In Canada, education is regulated by each separate provincial government through the individual ministries of education. The ministries of education oversee smaller bodies called boards of education or district school boards (such as the Toronto District School Board) which oversee the individual schools.

There are 10 provinces and three territories, each with their own way of organizing education, but there are some generalizations that one can make about Canadian education.

Most children attend publicly-funded schools which are run by the ministries, though some children do attend private schools. These private schools are run by independent operators who must conform to government guidelines regarding education.

There are some children who are taught at home by their parents or tutors. These children are said to be "home schooled”.

Which school children attend most often depends on where they live. In the public school system, a certain school services a certain region; all the children who live within that region will attend that school. In some provinces, students from outside a school's region may apply to go to school there. This generally happens when a school has a reputation for excelling in a certain academic area.

Students attending a private school may come from many different areas. The schools may have dormitories for out-of-town and overseas students to live in.

Elementary (or public) schools and secondary (or high) schools are the first step in Canadian education.
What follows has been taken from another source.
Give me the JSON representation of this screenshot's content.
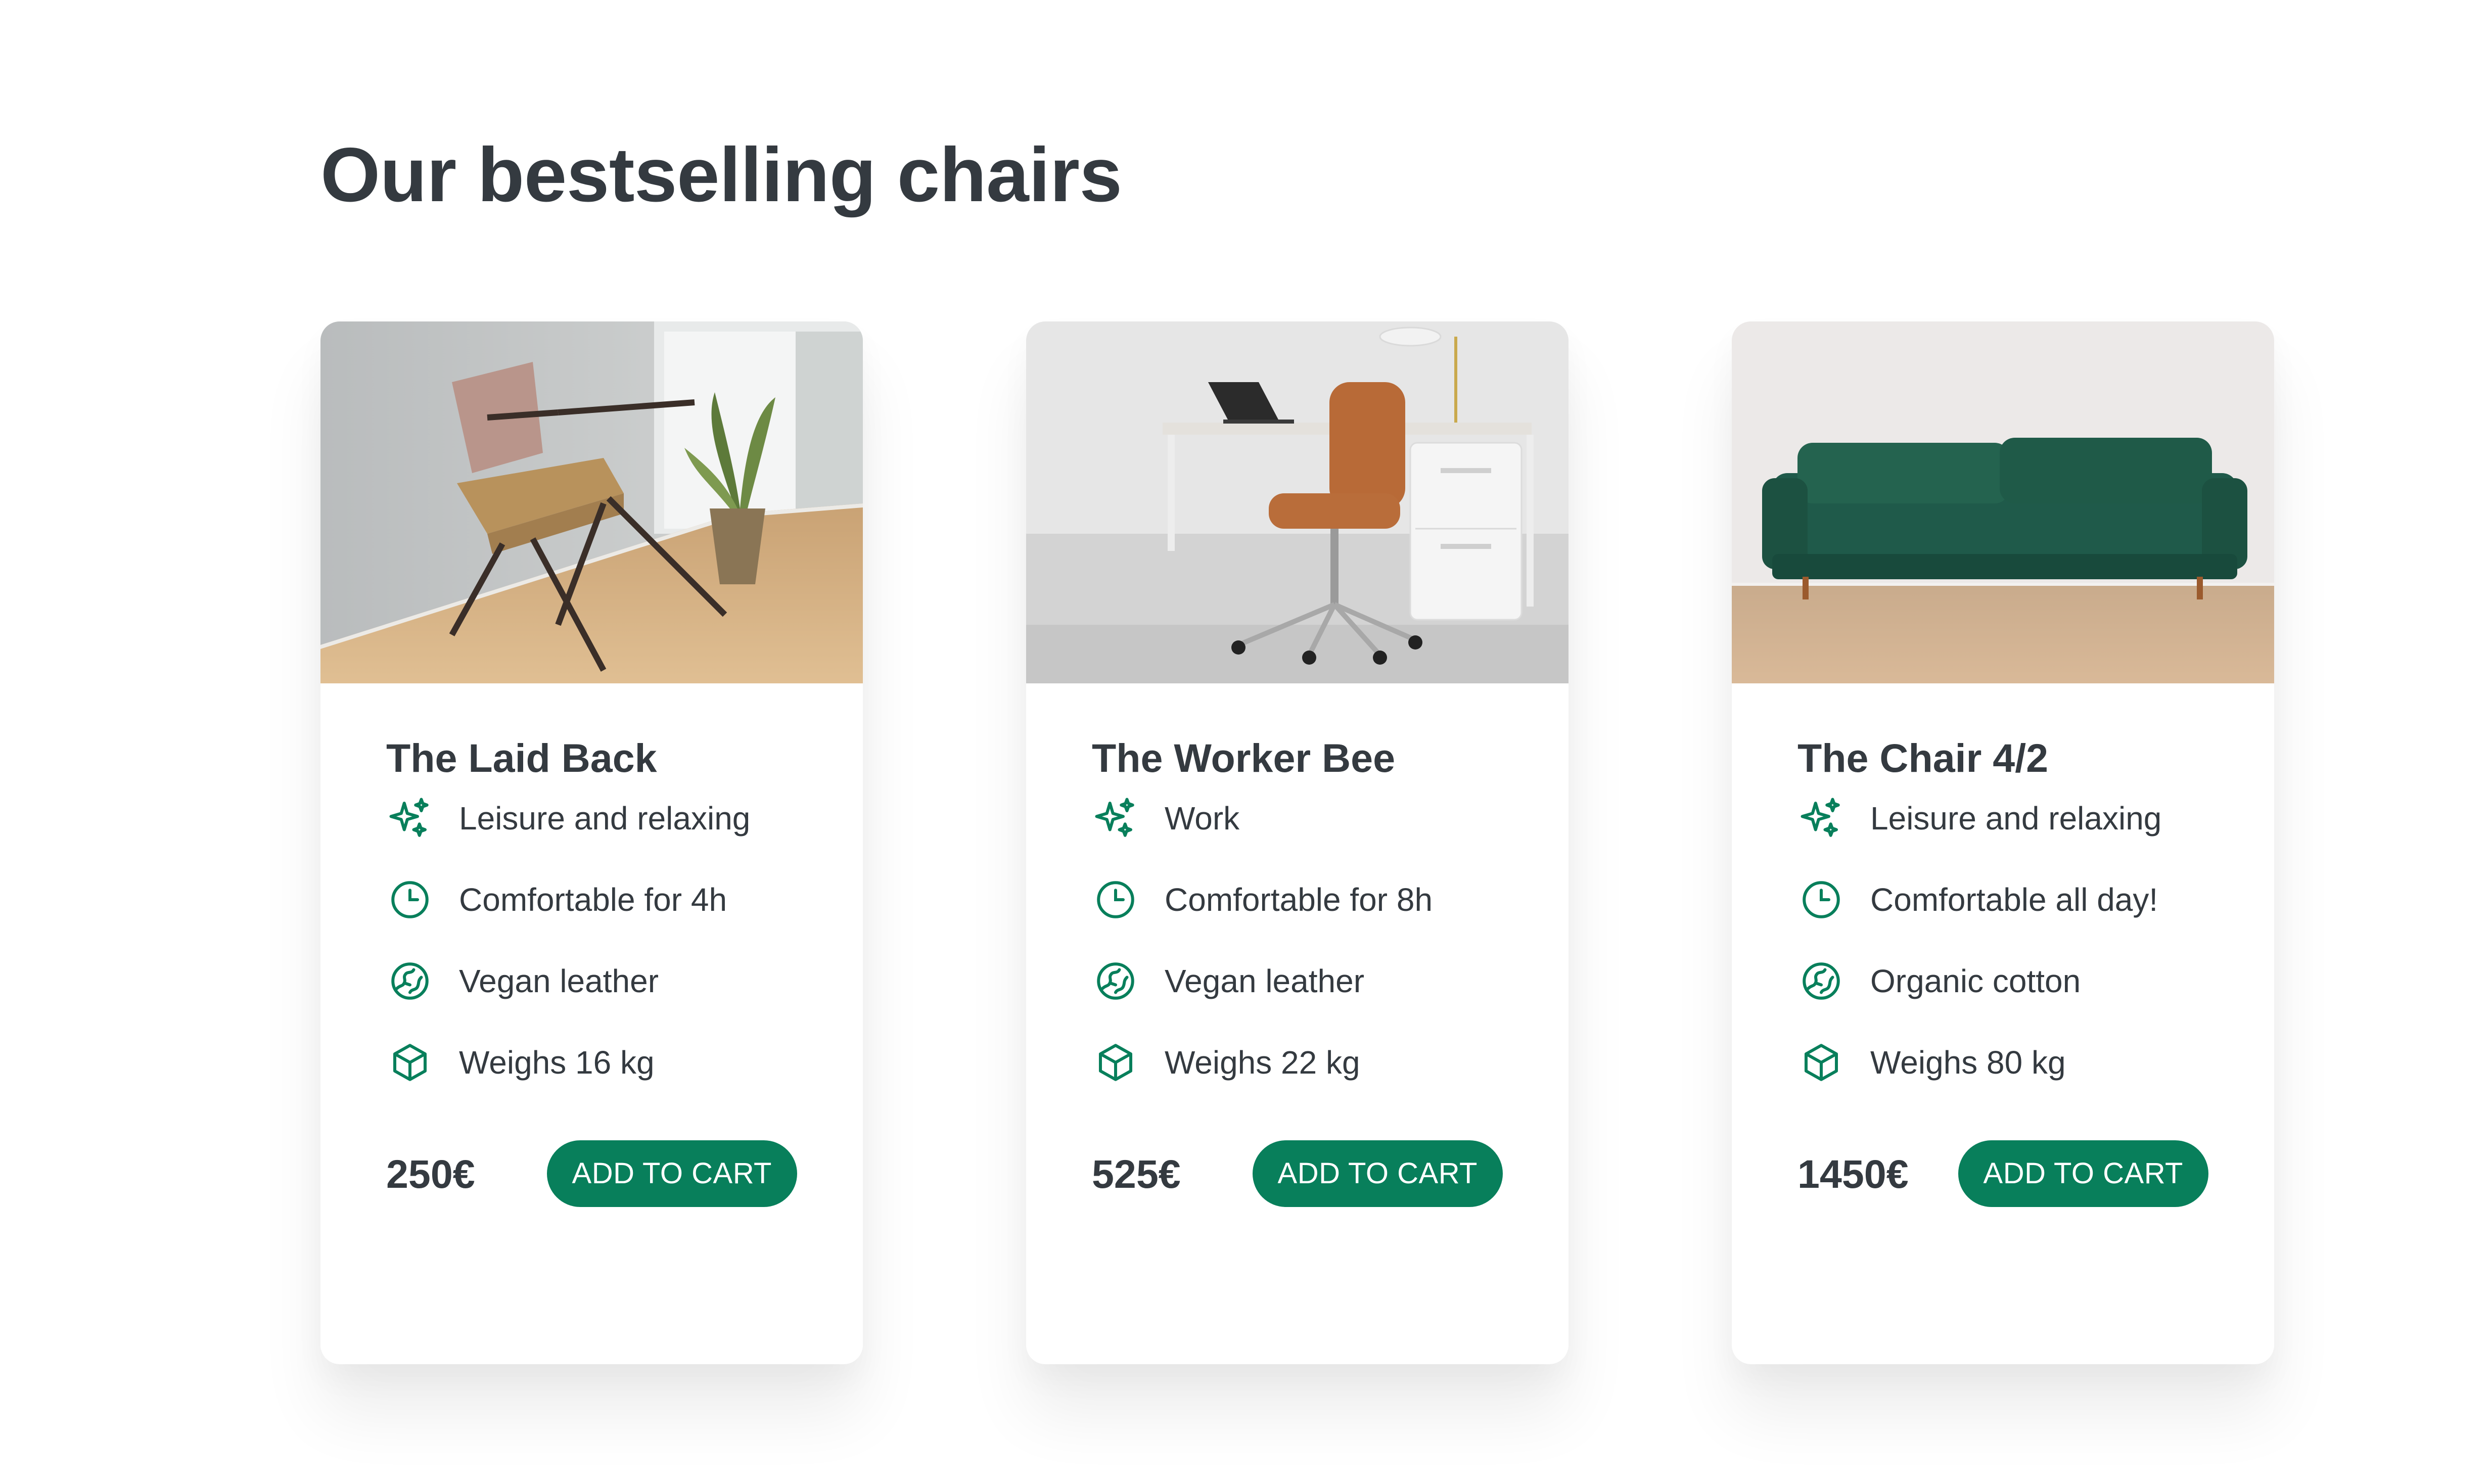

The age of children in public school ranges from 3 - 13. The age of children in secondary school ranges from 14 - 18. In order to continue on to university or college, students in Canada must finish secondary school. 

Public Secondary School (Public High School) - A secondary school funded by the provincial government run public organizations called boards of education or district school boards.
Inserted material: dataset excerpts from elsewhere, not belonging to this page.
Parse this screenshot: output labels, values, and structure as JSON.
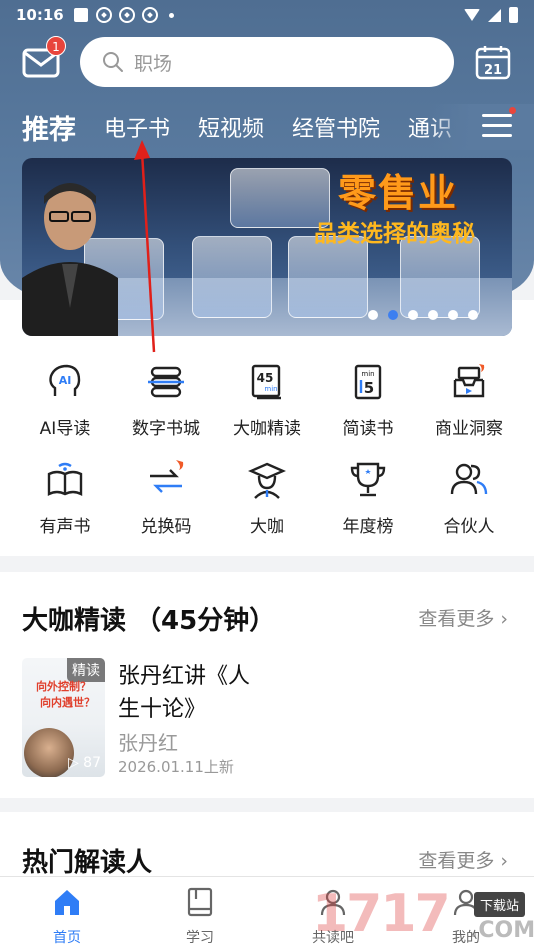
{
  "status_bar": {
    "time": "10:16"
  },
  "mail": {
    "badge_count": "1"
  },
  "search": {
    "placeholder": "职场"
  },
  "calendar": {
    "day": "21"
  },
  "tabs": [
    {
      "label": "推荐"
    },
    {
      "label": "电子书"
    },
    {
      "label": "短视频"
    },
    {
      "label": "经管书院"
    },
    {
      "label": "通识"
    }
  ],
  "banner": {
    "title_main": "零售业",
    "title_sub": "品类选择的奥秘",
    "slide_count": 6,
    "active_slide": 2
  },
  "quick_grid": [
    {
      "label": "AI导读",
      "icon": "ai-head-icon"
    },
    {
      "label": "数字书城",
      "icon": "bookshelf-icon"
    },
    {
      "label": "大咖精读",
      "icon": "45min-book-icon"
    },
    {
      "label": "简读书",
      "icon": "15min-book-icon"
    },
    {
      "label": "商业洞察",
      "icon": "insight-inbox-icon"
    },
    {
      "label": "有声书",
      "icon": "audio-book-icon"
    },
    {
      "label": "兑换码",
      "icon": "exchange-icon"
    },
    {
      "label": "大咖",
      "icon": "graduate-icon"
    },
    {
      "label": "年度榜",
      "icon": "trophy-icon"
    },
    {
      "label": "合伙人",
      "icon": "partners-icon"
    }
  ],
  "section_featured": {
    "title": "大咖精读 （45分钟）",
    "more": "查看更多",
    "book": {
      "badge": "精读",
      "cover_line1": "向外控制？",
      "cover_line2": "向内遇世？",
      "play_count": "▷ 87",
      "title": "张丹红讲《人生十论》",
      "author": "张丹红",
      "date": "2026.01.11上新"
    }
  },
  "section_readers": {
    "title": "热门解读人",
    "more": "查看更多"
  },
  "bottom_nav": [
    {
      "label": "首页",
      "active": true
    },
    {
      "label": "学习",
      "active": false
    },
    {
      "label": "共读吧",
      "active": false
    },
    {
      "label": "我的",
      "active": false
    }
  ],
  "watermark": {
    "text": "1717",
    "tag": "下载站",
    "suffix": ".COM"
  },
  "colors": {
    "header": "#5676a0",
    "accent": "#2f7df6",
    "badge": "#e8453c"
  }
}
Private Secondary School (Private High School) - A secondary school funded through student tuition payments and run as a private organization which conforms to government guidelines and standards. 

Undergraduate schools include universities, university colleges, colleges and career colleges. Degrees types granted by these schools include bachelor degrees, certificates and diplomas. 

Graduate schools are publicly-funded schools that teach master's and doctorate (PhD) programs. Professional schools prepare people for careers such as doctors, dentists and lawyers. 

In Canada, language schools specialize in teaching international students or newly arrived immigrants English or French as a second language. They may also prepare students for language proficiency tests. In most cases, language schools are privately funded schools though some publicly-funded colleges and universities run their own language schools. 



Although the system differs in each region, generally we can understand it in 2 subdivisions: in Quebec and outside of Quebec. The differences in names and groups in provinces other than Quebec are negligible. The system within each school differs also but not substantially. To understand more about Canada education system, we should take deeper and separated look on the detailed system in provinces out-of-Quebec and in Quebec.


·         Early childhood education:

o    Junior Kindergarten (ages 4–5) (Ontario only)

o    Grade Primary or Kindergarten (ages 5–6)

·         Elementary education:

o    From Grade 1 (ages 6–7) to Grade 8 (ages 13-14)

·         Secondary education:

o    From Grade 9 (ages 14–15) to Grade 12 (ages 17-18) or to Grade 12+ (ages 18+) only in Ontario.

·         Tertiary education:

o    College: In Canada, the term college usually refers to a community college or a technical, applied arts, or applied science school. These are post-secondary institutions granting certificates, diplomas, associates degree, and bachelor's degrees.

o    University: A university is an institution of higher education and research, which grants academic degrees in a variety of subjects. A university is a corporation that provides both undergraduate education and postgraduate education.

o    Graduate school: A graduate school is a school that awards advanced academic certificates, diplomas and degrees (i.e. master's degree, Ph.D.).



·         préscolaire (Pre-school): Under 5

·         maternelle (Kindergarten): 5-6

·         école primaire (literally Primary school, equivalent to Elementary School or Grade School)

From Grade 1 (ages 6-7) to Grade 6 (ages 11-12)

·         école secondaire (literally Secondary school, or High School)

From Secondary I (ages 12-13) to Secondary V (ages 16-17)

Secondaries I-V are equivalent to grades 7-11. In most English High Schools, the different terms are used interchangeably. In some English high schools, as well as in most French schools, high school students will refer to secondary 1-5 as year one through five.

·         College

o    Pre-university program, two years (typically Social Sciences, Natural Sciences or Arts)

o    Professional program, three years (e.g. Paralegal, Dental Hygienist, Nursing, etc.)

·         University (Usually requires a Diploma of College Studies (DCS (DEC in French)) or equivalent)

o    Undergraduate

§  Three or four years leading to a Bachelor's degree. Non-Quebec students require an extra year to complete the same degree because of the extra year in college.

o    Graduate (or postgraduate)

§  One or two years leading to a Master's degree.

§  Three or more years leading to a Doctoral degree.

§  English schools in Quebec have the same grade system as French schools, but with English names. For example, "elementary school" is not called "école primaire" in an English school, but has the same grading system.